FIG. 1 is a longitudinal cross-sectional view showing a schematic configuration of an embodiment of the present invention;
Figures 2 (A) and (B) are diagrams showing the state of magnetic lines of force around the magnetic members of the apparatus shown in Figure 1, and Figure 3 is a diagram showing experimental results using the apparatus shown in Figure 1 compared with conventional ones. FIG. 4 is a longitudinal cross-sectional view showing a schematic configuration of another embodiment of the present invention. l...Latent image carrier (photosensitive drum) 2.
......Developer carrier (development sleeve) 3...
......Magnetic field generating means (Macnet roll) 3a
, 3b...Magnetic pole 4...Developer container 4a...Opening 5...Regulating member 10... ...Representative of Canon Co., Ltd., magnetic member patent applicant
Person Patent Attorney Fujioka Microbacteria 1 Figure 3 Figure 3 Surface voltage of photoreceptor drum (V) Figure 4 Procedural amendment (method) % formula % 1. Indication of the incident 1985 Patent application No. 251631 2. Invention Name Development Device 3, Relationship with the person making the amendment Patent applicant address 3-30-2 Shimomaruko, Ota-ku, Tokyo Name (100) Canon Co., Ltd. Representative Kaku
Ryu Sanbu 4, Agent 150 Phone: 03-770-904
05, date of amendment order: December 2, 1986 (Shipping date: December 2, 1988)

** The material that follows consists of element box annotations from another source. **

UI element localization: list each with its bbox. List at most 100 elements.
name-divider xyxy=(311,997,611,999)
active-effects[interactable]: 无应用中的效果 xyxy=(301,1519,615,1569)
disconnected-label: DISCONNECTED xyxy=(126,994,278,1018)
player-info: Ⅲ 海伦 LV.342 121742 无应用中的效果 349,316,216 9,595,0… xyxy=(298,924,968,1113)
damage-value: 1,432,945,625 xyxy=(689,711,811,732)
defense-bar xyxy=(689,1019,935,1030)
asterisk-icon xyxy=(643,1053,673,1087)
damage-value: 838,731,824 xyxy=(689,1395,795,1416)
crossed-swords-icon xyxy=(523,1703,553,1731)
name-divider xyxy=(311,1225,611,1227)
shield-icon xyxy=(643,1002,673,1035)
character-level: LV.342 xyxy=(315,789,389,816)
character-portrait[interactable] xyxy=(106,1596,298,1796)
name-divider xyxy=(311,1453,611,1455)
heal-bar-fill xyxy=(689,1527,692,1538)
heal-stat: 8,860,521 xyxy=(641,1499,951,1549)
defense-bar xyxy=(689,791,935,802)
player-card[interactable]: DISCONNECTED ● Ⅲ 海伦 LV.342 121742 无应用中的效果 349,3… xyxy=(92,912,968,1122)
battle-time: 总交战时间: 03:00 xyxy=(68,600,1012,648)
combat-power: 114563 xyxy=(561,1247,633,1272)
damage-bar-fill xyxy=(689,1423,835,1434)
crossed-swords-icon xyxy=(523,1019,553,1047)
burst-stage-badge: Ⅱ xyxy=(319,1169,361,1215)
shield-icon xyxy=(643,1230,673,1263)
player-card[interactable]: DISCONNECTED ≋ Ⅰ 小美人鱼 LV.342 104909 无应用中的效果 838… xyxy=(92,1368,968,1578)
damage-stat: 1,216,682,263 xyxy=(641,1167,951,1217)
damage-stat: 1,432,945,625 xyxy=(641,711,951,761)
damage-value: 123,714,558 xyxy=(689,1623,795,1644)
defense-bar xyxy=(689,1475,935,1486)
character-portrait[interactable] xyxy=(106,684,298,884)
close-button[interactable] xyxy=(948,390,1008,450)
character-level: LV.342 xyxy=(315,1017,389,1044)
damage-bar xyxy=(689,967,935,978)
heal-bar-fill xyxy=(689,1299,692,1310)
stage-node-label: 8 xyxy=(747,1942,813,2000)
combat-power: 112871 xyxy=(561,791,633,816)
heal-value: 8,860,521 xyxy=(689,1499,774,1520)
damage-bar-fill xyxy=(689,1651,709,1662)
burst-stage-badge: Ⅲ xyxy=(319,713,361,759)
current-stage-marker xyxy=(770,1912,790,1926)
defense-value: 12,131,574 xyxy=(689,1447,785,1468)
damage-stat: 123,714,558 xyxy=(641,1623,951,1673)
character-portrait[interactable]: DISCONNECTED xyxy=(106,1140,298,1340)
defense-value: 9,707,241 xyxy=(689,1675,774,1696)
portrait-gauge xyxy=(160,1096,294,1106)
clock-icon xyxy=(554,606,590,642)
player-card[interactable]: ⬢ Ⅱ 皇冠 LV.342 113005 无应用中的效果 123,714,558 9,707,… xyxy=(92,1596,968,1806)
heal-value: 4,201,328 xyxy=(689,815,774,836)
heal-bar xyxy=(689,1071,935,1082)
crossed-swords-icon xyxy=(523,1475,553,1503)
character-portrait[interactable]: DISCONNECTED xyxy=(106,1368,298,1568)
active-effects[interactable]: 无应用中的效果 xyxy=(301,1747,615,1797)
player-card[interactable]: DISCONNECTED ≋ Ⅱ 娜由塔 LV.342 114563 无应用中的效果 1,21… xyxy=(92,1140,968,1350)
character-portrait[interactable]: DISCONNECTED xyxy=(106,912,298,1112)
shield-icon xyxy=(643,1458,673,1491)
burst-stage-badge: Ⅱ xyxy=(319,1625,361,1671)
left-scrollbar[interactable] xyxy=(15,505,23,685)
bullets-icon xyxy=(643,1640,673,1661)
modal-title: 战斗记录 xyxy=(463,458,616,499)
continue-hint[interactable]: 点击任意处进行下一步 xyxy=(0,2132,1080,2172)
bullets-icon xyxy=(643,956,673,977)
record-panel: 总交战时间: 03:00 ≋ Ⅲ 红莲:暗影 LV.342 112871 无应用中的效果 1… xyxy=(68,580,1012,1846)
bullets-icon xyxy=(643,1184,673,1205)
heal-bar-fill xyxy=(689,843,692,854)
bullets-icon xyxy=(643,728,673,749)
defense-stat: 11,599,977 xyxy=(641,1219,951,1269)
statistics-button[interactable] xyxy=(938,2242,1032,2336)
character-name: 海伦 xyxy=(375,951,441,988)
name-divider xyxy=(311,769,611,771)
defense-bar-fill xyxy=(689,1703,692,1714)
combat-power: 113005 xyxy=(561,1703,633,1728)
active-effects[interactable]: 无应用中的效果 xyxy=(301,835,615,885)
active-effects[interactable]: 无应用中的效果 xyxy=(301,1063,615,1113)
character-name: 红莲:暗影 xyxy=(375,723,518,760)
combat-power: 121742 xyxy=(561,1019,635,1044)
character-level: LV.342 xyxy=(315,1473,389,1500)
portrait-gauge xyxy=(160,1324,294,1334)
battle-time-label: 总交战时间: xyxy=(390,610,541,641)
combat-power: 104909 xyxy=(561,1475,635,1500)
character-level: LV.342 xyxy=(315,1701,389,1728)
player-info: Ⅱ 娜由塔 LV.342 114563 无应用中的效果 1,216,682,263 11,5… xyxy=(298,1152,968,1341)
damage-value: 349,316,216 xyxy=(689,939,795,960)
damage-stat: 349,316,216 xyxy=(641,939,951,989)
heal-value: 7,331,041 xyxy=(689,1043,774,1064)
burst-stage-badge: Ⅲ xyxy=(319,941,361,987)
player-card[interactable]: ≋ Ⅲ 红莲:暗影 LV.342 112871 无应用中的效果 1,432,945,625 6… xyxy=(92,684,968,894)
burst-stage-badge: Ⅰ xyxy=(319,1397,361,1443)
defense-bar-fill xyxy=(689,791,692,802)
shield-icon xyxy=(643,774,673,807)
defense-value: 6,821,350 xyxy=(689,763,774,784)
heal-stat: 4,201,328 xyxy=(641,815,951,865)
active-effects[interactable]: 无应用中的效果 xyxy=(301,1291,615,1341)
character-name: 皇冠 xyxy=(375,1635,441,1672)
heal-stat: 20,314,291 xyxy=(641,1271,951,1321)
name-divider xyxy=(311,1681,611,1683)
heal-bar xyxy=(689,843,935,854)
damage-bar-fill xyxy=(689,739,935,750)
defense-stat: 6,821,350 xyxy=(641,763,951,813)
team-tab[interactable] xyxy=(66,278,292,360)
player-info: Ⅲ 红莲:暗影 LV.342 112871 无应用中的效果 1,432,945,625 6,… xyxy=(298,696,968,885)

2) 6. In column 7 of "Brief explanation of drawings" of the specification to be amended, "It is a longitudinal sectional view" on page 19, line 5 of the statement of contents of the amendment was changed to "Longitudinal sectional view. 5 is a diagram showing the state of magnetic lines of force in the conventional device.''

Claims (3)

[Claims] (1) A rotatable developer carrier, which conveys developer on its surface by the magnetic force of a magnetic field generating means fixedly arranged in the internal space, is moved from the front opening of the developer container containing the developer. A developing device in which the developer carrier and the latent image carrier are disposed in the container so as to partially protrude, and the developer carrier and the latent image carrier are installed in parallel, with the protruding portion of the developer carrier being close to or in contact with the latent image carrier. The developer carrier has a cylindrical outer diameter of 5 mm or more and 25 mm or less, the magnetic field generating means has magnetic poles at two positions around the periphery, and one pole is located at a position facing the latent image carrier, The other electrode is disposed at a position in the internal space of the developer container, and contacts the surface of the developer carrier at the outlet side portion of the developer carrier at the opening of the developer container to form a layer of developer on the surface. a regulating member for regulating the thickness of the developing material, the developing material being located within the magnetic field region of the other pole and below the maximum magnetic force line position of the other pole at the entrance side portion of the developer carrier at the opening of the developer container. A developing device characterized in that a magnetic member is disposed at an upstream position in the moving direction of the developer carrier, facing the developer carrier with a gap therebetween. (2) The developing device according to claim (1), wherein the two poles of the magnetic field generating means are located approximately on one diameter line of the developer carrier. (3) The developing device according to claim (1), wherein the regulating member is formed of a non-magnetic thin plate that has elasticity and comes into contact with the developer carrier.